Neeson Paul J, Thurlow Peter J, Jamieson Gary P, Bradley Chris
Immunology Unit, Division of Laboratory Medicine, Austin and Repatriation Medical Centre, Melbourne, Victoria, Australia.
Pathology. 2003 Feb;35(1):50-5.
Lymphocytes transiently express an active form of the beta_2 integrin LFA-1 (LFA-1Af) which has conformational changes in extracellular domains enabling higher affinity binding to the ligand ICAM-1. In this study, we investigated the role of lymphocytes bearing LFA-1Af as potential mediators of binding of ICAM-1-positive tumour cells to endothelium.
LFA-1 expression on 51Cr-PBLs was modulated in order to express high affinity LFA-1Af and conjugates were formed with 35S-labelled COLO526. The binding of the conjugates to resting or IL-1beta-stimulated human umbilical vein endothelial cells (HUVECs) was then assessed via a modified radioactive HUVEC binding assay. In addition, the binding of PBL-COLO526 conjugates to HUVECs was demonstrated by confocal microscopy.

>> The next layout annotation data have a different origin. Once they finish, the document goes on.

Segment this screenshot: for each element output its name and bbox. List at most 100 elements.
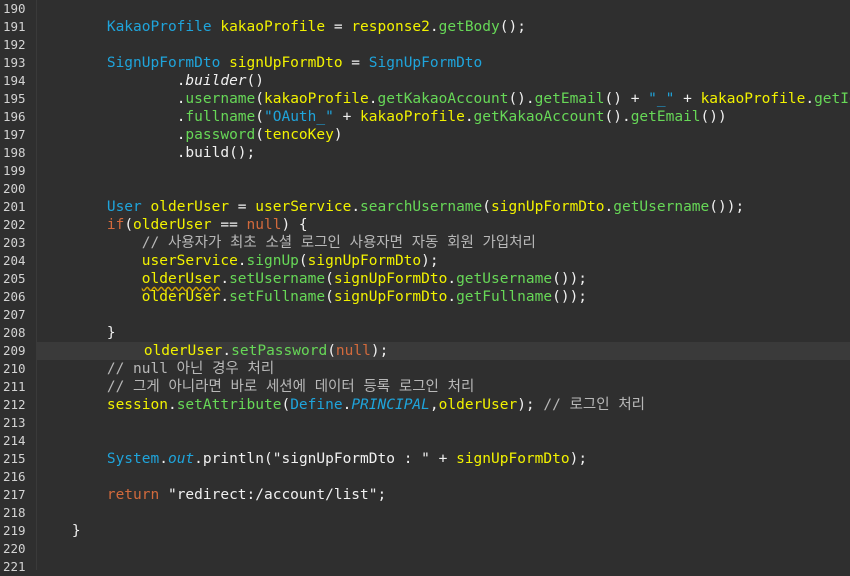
- line-number: 212: [3, 397, 26, 412]
- code-text: session.setAttribute(Define.PRINCIPAL,ol…: [37, 396, 645, 414]
- code-line-205[interactable]: 205 olderUser.setUsername(signUpFormDto.…: [0, 270, 850, 288]
- code-token: olderUser: [141, 271, 221, 287]
- line-number: 210: [3, 361, 26, 376]
- code-token: ): [333, 127, 343, 143]
- code-token: ());: [709, 199, 745, 215]
- code-token: +: [674, 91, 701, 107]
- code-line-198[interactable]: 198 .build();: [0, 144, 850, 162]
- code-token: (): [246, 73, 264, 89]
- code-line-193[interactable]: 193 SignUpFormDto signUpFormDto = SignUp…: [0, 54, 850, 72]
- code-token: (: [482, 199, 491, 215]
- line-number: 196: [3, 109, 26, 124]
- line-number: 204: [3, 253, 26, 268]
- code-token: (: [255, 127, 264, 143]
- code-line-207[interactable]: 207: [0, 306, 850, 324]
- code-token: setUsername: [229, 271, 326, 287]
- code-token: (: [298, 253, 308, 269]
- code-line-191[interactable]: 191 KakaoProfile kakaoProfile = response…: [0, 18, 850, 36]
- code-comment: // null 아닌 경우 처리: [106, 361, 275, 377]
- code-line-221[interactable]: 221: [0, 558, 850, 576]
- code-line-199[interactable]: 199: [0, 162, 850, 180]
- line-number: 220: [3, 541, 26, 556]
- code-token: .: [464, 109, 474, 125]
- code-token: if: [106, 217, 125, 233]
- code-line-201[interactable]: 201 User olderUser = userService.searchU…: [0, 198, 850, 216]
- code-text: .username(kakaoProfile.getKakaoAccount()…: [37, 90, 850, 108]
- code-line-196[interactable]: 196 .fullname("OAuth_" + kakaoProfile.ge…: [0, 108, 850, 126]
- code-token: .: [222, 343, 232, 359]
- code-line-217[interactable]: 217 return "redirect:/account/list";: [0, 486, 850, 504]
- code-line-219[interactable]: 219 }: [0, 522, 850, 540]
- line-number: 218: [3, 505, 26, 520]
- code-line-212[interactable]: 212 session.setAttribute(Define.PRINCIPA…: [0, 396, 850, 414]
- code-line-197[interactable]: 197 .password(tencoKey): [0, 126, 850, 144]
- code-token: signUpFormDto: [333, 289, 448, 305]
- code-token: +: [333, 109, 361, 125]
- code-line-195[interactable]: 195 .username(kakaoProfile.getKakaoAccou…: [0, 90, 850, 108]
- code-line-209[interactable]: 209 olderUser.setPassword(null);: [3, 342, 850, 360]
- code-token: session: [106, 397, 168, 413]
- code-token: out: [167, 451, 195, 467]
- code-line-190[interactable]: 190: [0, 0, 850, 18]
- code-token: );: [421, 253, 439, 269]
- code-token: (: [255, 91, 264, 107]
- code-token: setPassword: [231, 343, 328, 359]
- code-token: }: [106, 325, 116, 341]
- code-token: olderUser: [141, 289, 221, 305]
- code-token: (: [281, 397, 291, 413]
- code-text: System.out.println("signUpFormDto : " + …: [37, 450, 587, 468]
- code-token: signUpFormDto: [333, 271, 448, 287]
- code-line-210[interactable]: 210 // null 아닌 경우 처리: [0, 360, 850, 378]
- code-token: return: [106, 487, 160, 503]
- code-line-202[interactable]: 202 if(olderUser == null) {: [0, 216, 850, 234]
- code-token: );: [569, 451, 588, 467]
- code-line-204[interactable]: 204 userService.signUp(signUpFormDto);: [0, 252, 850, 270]
- line-number: 207: [3, 307, 26, 322]
- code-editor[interactable]: 190 191 KakaoProfile kakaoProfile = respo…: [0, 0, 850, 574]
- code-token: "_": [648, 91, 675, 107]
- code-line-218[interactable]: 218: [0, 504, 850, 522]
- line-number: 202: [3, 217, 26, 232]
- line-number: 190: [3, 1, 26, 16]
- code-line-206[interactable]: 206 olderUser.setFullname(signUpFormDto.…: [0, 288, 850, 306]
- line-number: 191: [3, 19, 26, 34]
- code-line-220[interactable]: 220: [0, 540, 850, 558]
- line-number: 198: [3, 145, 26, 160]
- code-token: ==: [211, 217, 247, 233]
- code-token: KakaoProfile: [106, 19, 212, 35]
- code-token: .: [447, 271, 457, 287]
- code-comment: // 사용자가 최초 소셜 로그인 사용자면 자동 회원 가입처리: [141, 235, 536, 251]
- code-token: getEmail: [630, 109, 701, 125]
- code-line-216[interactable]: 216: [0, 468, 850, 486]
- code-line-194[interactable]: 194 .builder(): [0, 72, 850, 90]
- code-token: () +: [604, 91, 649, 107]
- line-number: 205: [3, 271, 26, 286]
- line-number: 221: [3, 559, 26, 574]
- code-text: SignUpFormDto signUpFormDto = SignUpForm…: [37, 54, 482, 72]
- code-token: Define: [290, 397, 343, 413]
- code-line-214[interactable]: 214: [0, 432, 850, 450]
- code-line-208[interactable]: 208 }: [0, 324, 850, 342]
- code-token: getKakaoAccount: [473, 109, 605, 125]
- code-line-215[interactable]: 215 System.out.println("signUpFormDto : …: [0, 450, 850, 468]
- code-token: .: [220, 289, 230, 305]
- code-token: kakaoProfile: [700, 91, 806, 107]
- code-line-211[interactable]: 211 // 그게 아니라면 바로 세션에 데이터 등록 로그인 처리: [0, 378, 850, 396]
- code-line-213[interactable]: 213: [0, 414, 850, 432]
- code-token: .: [368, 91, 378, 107]
- line-number: 193: [3, 55, 26, 70]
- code-token: olderUser: [143, 343, 223, 359]
- code-line-200[interactable]: 200: [0, 180, 850, 198]
- code-line-192[interactable]: 192: [0, 36, 850, 54]
- code-line-203[interactable]: 203 // 사용자가 최초 소셜 로그인 사용자면 자동 회원 가입처리: [0, 234, 850, 252]
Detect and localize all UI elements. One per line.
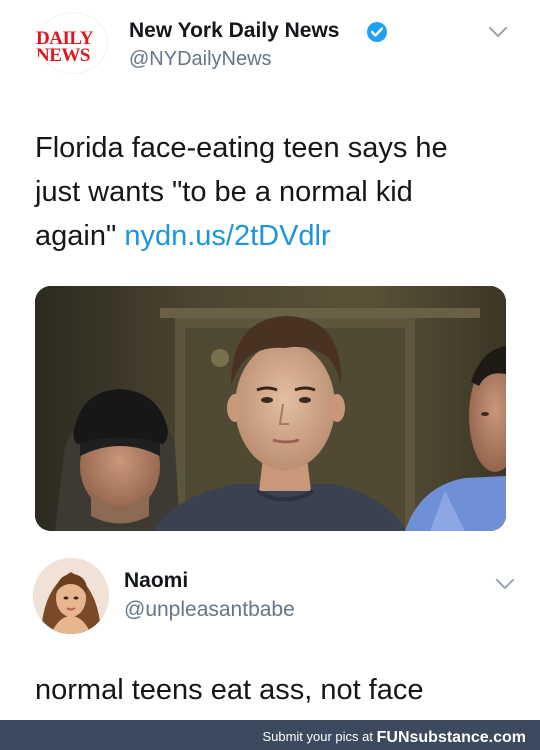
reply-text: normal teens eat ass, not face — [35, 674, 424, 706]
chevron-down-icon[interactable] — [488, 26, 508, 38]
tweet-text-line-3: again" nydn.us/2tDVdlr — [35, 214, 515, 258]
tweet-link[interactable]: nydn.us/2tDVdlr — [124, 220, 330, 252]
footer-brand[interactable]: FUNsubstance.com — [377, 729, 526, 746]
chevron-down-icon[interactable] — [495, 578, 515, 590]
reply-avatar[interactable] — [33, 558, 109, 634]
reply-author-name[interactable]: Naomi — [124, 569, 188, 593]
logo-wordmark: DAILY NEWS — [36, 29, 112, 66]
verified-badge-icon — [367, 22, 387, 42]
author-handle[interactable]: @NYDailyNews — [129, 48, 272, 71]
photo-illustration — [35, 286, 506, 531]
tweet-header: DAILY NEWS New York Daily News @NYDailyN… — [34, 10, 514, 74]
tweet-text-line-3-start: again" — [35, 220, 117, 252]
tweet-text-line-2: just wants "to be a normal kid — [35, 176, 413, 208]
avatar-image — [33, 558, 109, 634]
tweet-text: Florida face-eating teen says he just wa… — [35, 126, 515, 258]
tweet-text-line-1: Florida face-eating teen says he — [35, 132, 448, 164]
footer-caption: Submit your pics at FUNsubstance.com — [262, 728, 526, 746]
author-name[interactable]: New York Daily News — [129, 19, 339, 43]
daily-news-logo[interactable]: DAILY NEWS — [34, 10, 112, 74]
watermark-footer: Submit your pics at FUNsubstance.com — [0, 720, 540, 750]
footer-text: Submit your pics at — [262, 729, 373, 744]
tweet-photo[interactable] — [35, 286, 506, 531]
logo-line-2: NEWS — [36, 45, 90, 66]
reply-author-handle[interactable]: @unpleasantbabe — [124, 598, 295, 622]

The binding of COLO526 to endothelial cells did not change significantly between unstimulated and stimulated HUVECs. In addition, pre-incubating the COLO526 with fresh PBLs did not significantly alter the binding of COLO526 to resting or activated HUVECs; whereas, in the presence of PBLs with LFA-1Af, the COLO526 conjugate binding dramatically increased from basal levels to 41% on resting HUVECs and 81% on stimulated HUVECs. COLO526-PBL(LFA-1Af) conjugate adhesion to stimulated HUVECs was inhibited by blocking antibody to LFA-1 (50%), VLA-4 (32%) or L-selectin (40%). Antibodies to the HUVEC adhesion molecules ICAM-1, VCAM-1 and E-selectin also inhibited COLO526-PBL(LFA-1Af) conjugate binding to activated HUVECs by 79, 60 and 73%, respectively.

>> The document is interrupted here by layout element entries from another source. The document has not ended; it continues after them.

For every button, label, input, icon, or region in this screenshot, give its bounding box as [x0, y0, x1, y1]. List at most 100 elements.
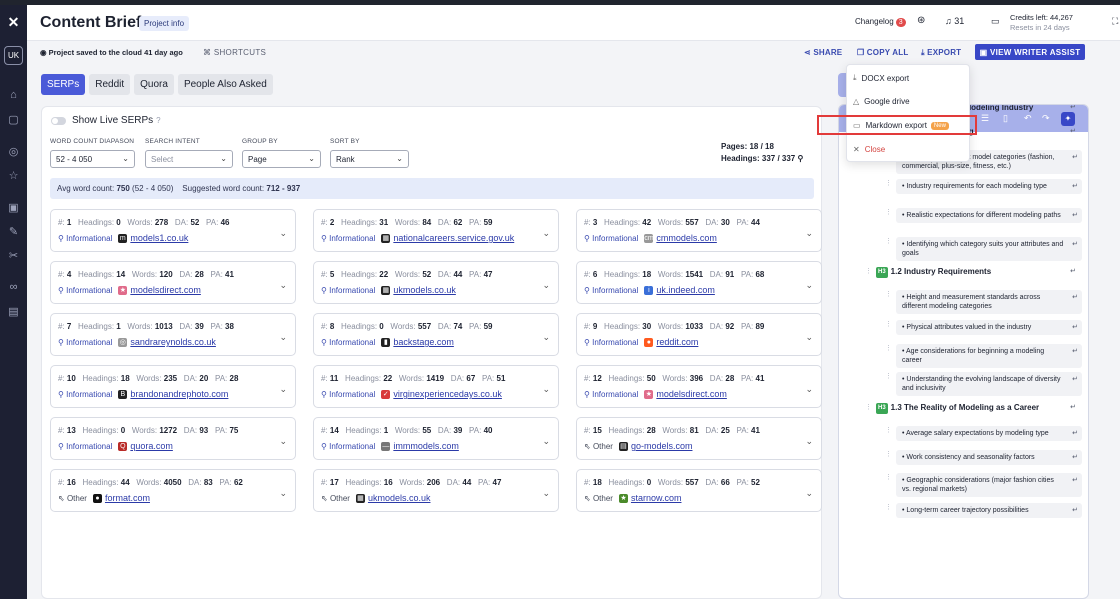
trash-icon[interactable]: ▯: [1003, 113, 1008, 124]
site-link[interactable]: format.com: [105, 493, 150, 503]
drag-handle-icon[interactable]: ⋮: [885, 320, 892, 329]
chevron-down-icon[interactable]: ⌄: [805, 280, 813, 291]
enter-icon[interactable]: ↵: [1070, 267, 1076, 276]
list-icon[interactable]: ☰: [981, 113, 989, 124]
result-card[interactable]: #: 15 Headings: 28 Words: 81 DA: 25 PA: …: [576, 417, 822, 460]
site-link[interactable]: brandonandrephoto.com: [130, 389, 228, 399]
site-link[interactable]: nationalcareers.service.gov.uk: [393, 233, 514, 243]
docx-export-item[interactable]: ⤓ DOCX export: [853, 73, 909, 83]
compass-icon[interactable]: ◎: [9, 139, 19, 163]
edit-icon[interactable]: ✎: [9, 219, 18, 243]
outline-point[interactable]: ⋮ • Average salary expectations by modeli…: [885, 426, 1082, 441]
result-card[interactable]: #: 18 Headings: 0 Words: 557 DA: 66 PA: …: [576, 469, 822, 512]
enter-icon[interactable]: ↵: [1072, 323, 1078, 332]
result-card[interactable]: #: 8 Headings: 0 Words: 557 DA: 74 PA: 5…: [313, 313, 559, 356]
outline-point[interactable]: ⋮ • Long-term career trajectory possibili…: [885, 503, 1082, 518]
site-link[interactable]: backstage.com: [393, 337, 454, 347]
site-link[interactable]: uk.indeed.com: [656, 285, 715, 295]
result-card[interactable]: #: 4 Headings: 14 Words: 120 DA: 28 PA: …: [50, 261, 296, 304]
enter-icon[interactable]: ↵: [1070, 403, 1076, 412]
tab-serps[interactable]: SERPs: [41, 74, 86, 95]
site-link[interactable]: models1.co.uk: [130, 233, 188, 243]
link-icon[interactable]: ∞: [10, 275, 18, 299]
drag-handle-icon[interactable]: ⋮: [885, 237, 892, 246]
drag-handle-icon[interactable]: ⋮: [885, 503, 892, 512]
google-drive-item[interactable]: △ Google drive: [853, 97, 910, 106]
outline-point[interactable]: ⋮ • Age considerations for beginning a mo…: [885, 344, 1082, 368]
brief-icon[interactable]: ▣: [8, 195, 18, 219]
drag-handle-icon[interactable]: ⋮: [885, 450, 892, 459]
outline-point[interactable]: ⋮ • Physical attributes valued in the ind…: [885, 320, 1082, 335]
result-card[interactable]: #: 7 Headings: 1 Words: 1013 DA: 39 PA: …: [50, 313, 296, 356]
result-card[interactable]: #: 13 Headings: 0 Words: 1272 DA: 93 PA:…: [50, 417, 296, 460]
export-button[interactable]: ⤓ EXPORT: [921, 48, 961, 58]
site-link[interactable]: ukmodels.co.uk: [393, 285, 456, 295]
enter-icon[interactable]: ↵: [1072, 293, 1078, 302]
result-card[interactable]: #: 2 Headings: 31 Words: 84 DA: 62 PA: 5…: [313, 209, 559, 252]
outline-h3[interactable]: ⋮ H3 1.3 The Reality of Modeling as a Care…: [865, 403, 1082, 414]
enter-icon[interactable]: ↵: [1072, 347, 1078, 356]
site-link[interactable]: modelsdirect.com: [656, 389, 727, 399]
site-link[interactable]: virginexperiencedays.co.uk: [393, 389, 502, 399]
chevron-down-icon[interactable]: ⌄: [542, 488, 550, 499]
enter-icon[interactable]: ↵: [1072, 153, 1078, 162]
drag-handle-icon[interactable]: ⋮: [885, 344, 892, 353]
app-logo-icon[interactable]: ✕: [4, 13, 23, 32]
result-card[interactable]: #: 3 Headings: 42 Words: 557 DA: 30 PA: …: [576, 209, 822, 252]
result-card[interactable]: #: 6 Headings: 18 Words: 1541 DA: 91 PA:…: [576, 261, 822, 304]
project-info-button[interactable]: Project info: [139, 16, 190, 31]
view-writer-assist-button[interactable]: ▣ VIEW WRITER ASSIST: [975, 44, 1085, 60]
enter-icon[interactable]: ↵: [1072, 182, 1078, 191]
result-card[interactable]: #: 10 Headings: 18 Words: 235 DA: 20 PA:…: [50, 365, 296, 408]
outline-point[interactable]: ⋮ • Identifying which category suits your…: [885, 237, 1082, 261]
undo-icon[interactable]: ↶: [1024, 113, 1032, 124]
chevron-down-icon[interactable]: ⌄: [805, 384, 813, 395]
info-icon[interactable]: ?: [156, 116, 160, 125]
home-icon[interactable]: ⌂: [10, 83, 17, 107]
chat-icon[interactable]: ▤: [8, 299, 18, 323]
drag-handle-icon[interactable]: ⋮: [885, 372, 892, 381]
chevron-down-icon[interactable]: ⌄: [279, 436, 287, 447]
group-by-select[interactable]: Page ⌄: [242, 150, 321, 168]
outline-point[interactable]: ⋮ • Geographic considerations (major fash…: [885, 473, 1082, 497]
drag-handle-icon[interactable]: ⋮: [865, 403, 872, 412]
chevron-down-icon[interactable]: ⌄: [805, 488, 813, 499]
drag-handle-icon[interactable]: ⋮: [885, 473, 892, 482]
copy-all-button[interactable]: ❐ COPY ALL: [857, 48, 908, 57]
magic-wand-icon[interactable]: ✦: [1061, 112, 1075, 126]
chevron-down-icon[interactable]: ⌄: [542, 228, 550, 239]
outline-point[interactable]: ⋮ • Height and measurement standards acro…: [885, 290, 1082, 314]
enter-icon[interactable]: ↵: [1072, 211, 1078, 220]
chevron-down-icon[interactable]: ⌄: [279, 384, 287, 395]
pin-icon[interactable]: ⚲: [798, 154, 804, 163]
chevron-down-icon[interactable]: ⌄: [805, 332, 813, 343]
outline-point[interactable]: ⋮ • Work consistency and seasonality fact…: [885, 450, 1082, 465]
word-count-select[interactable]: 52 - 4 050 ⌄: [50, 150, 135, 168]
chevron-down-icon[interactable]: ⌄: [279, 280, 287, 291]
enter-icon[interactable]: ↵: [1072, 506, 1078, 515]
result-card[interactable]: #: 11 Headings: 22 Words: 1419 DA: 67 PA…: [313, 365, 559, 408]
chevron-down-icon[interactable]: ⌄: [805, 228, 813, 239]
chevron-down-icon[interactable]: ⌄: [542, 436, 550, 447]
outline-h3[interactable]: ⋮ H3 1.2 Industry Requirements ↵: [865, 267, 1082, 278]
outline-point[interactable]: ⋮ • Realistic expectations for different …: [885, 208, 1082, 223]
tab-quora[interactable]: Quora: [134, 74, 174, 95]
outline-point[interactable]: ⋮ • Industry requirements for each modeli…: [885, 179, 1082, 194]
site-link[interactable]: modelsdirect.com: [130, 285, 201, 295]
avatar[interactable]: UK: [4, 46, 23, 65]
result-card[interactable]: #: 16 Headings: 44 Words: 4050 DA: 83 PA…: [50, 469, 296, 512]
site-link[interactable]: immmodels.com: [393, 441, 459, 451]
result-card[interactable]: #: 9 Headings: 30 Words: 1033 DA: 92 PA:…: [576, 313, 822, 356]
share-button[interactable]: ⋖ SHARE: [804, 48, 842, 57]
redo-icon[interactable]: ↷: [1042, 113, 1050, 124]
star-icon[interactable]: ☆: [9, 163, 19, 187]
site-link[interactable]: go-models.com: [631, 441, 693, 451]
tools-icon[interactable]: ✂: [9, 243, 18, 267]
help-icon[interactable]: ⊛: [917, 15, 925, 26]
enter-icon[interactable]: ↵: [1072, 429, 1078, 438]
outline-point[interactable]: ⋮ • Understanding the evolving landscape …: [885, 372, 1082, 396]
enter-icon[interactable]: ↵: [1070, 127, 1076, 136]
enter-icon[interactable]: ↵: [1070, 105, 1076, 112]
site-link[interactable]: quora.com: [130, 441, 173, 451]
changelog-button[interactable]: Changelog 3: [855, 17, 906, 27]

PBLs bearing LFA-1Af can enhance COLO526 adhesion to both resting and activated HUVECs. Furthermore, blocking studies demonstrate that a range of pathways are involved in this phenomenon (LFA-1/ICAM-1, VLA4/VCAM-1, L-selectin/E-selectin). These studies have identified a novel alternative pathway for lymphocyte-facilitated tumour cell adhesion to endothelial cells.
淋巴细胞短暂表达β₂整合素LFA-1的活性形式(LFA-1Af),其细胞外结构域发生构象变化,使其与配体ICAM-1的结合亲和力更高。在本研究中,我们调查了携带LFA-1Af的淋巴细胞作为ICAM-1阳性肿瘤细胞与内皮细胞结合的潜在介质的作用。
调节⁵¹Cr-PBLs上LFA-1的表达,以表达高亲和力的LFA-1Af,并与³⁵S标记的COLO526形成缀合物。然后通过改良的放射性人脐静脉内皮细胞(HUVEC)结合试验评估缀合物与静息或IL-1β刺激的HUVEC的结合。此外,通过共聚焦显微镜证实了PBL-COLO526缀合物与HUVEC的结合。
在未刺激和刺激的HUVEC之间,COLO526与内皮细胞的结合没有显著变化。此外,将COLO526与新鲜PBL预孵育不会显著改变COLO526与静息或活化HUVEC的结合;然而,在存在LFA-1Af的PBL的情况下,COLO526缀合物的结合从基础水平显著增加,在静息HUVEC上增加到41%,在刺激的HUVEC上增加到81%。COLO526-PBL(LFA-1Af)缀合物对刺激的HUVEC的粘附被LFA-1阻断抗体(50%)、VLA-4阻断抗体((32%)或L-选择素阻断抗体(40%)抑制。针对HUVEC粘附分子ICAM-1、VCAM-1和E-选择素的抗体也分别抑制COLO526-PBL(LFA-1Af)缀合物与活化HUVEC的结合79%、60%和73%。
携带LFA-1Af的PBL可以增强COLO526对静息和活化HUVEC的粘附。此外,阻断研究表明,一系列途径参与了这一现象(LFA-1/ICAM-1、VLA4/VCAM-1、L-选择素/E-选择素)。这些研究确定了一种新的淋巴细胞促进肿瘤细胞与内皮细胞粘附的替代途径。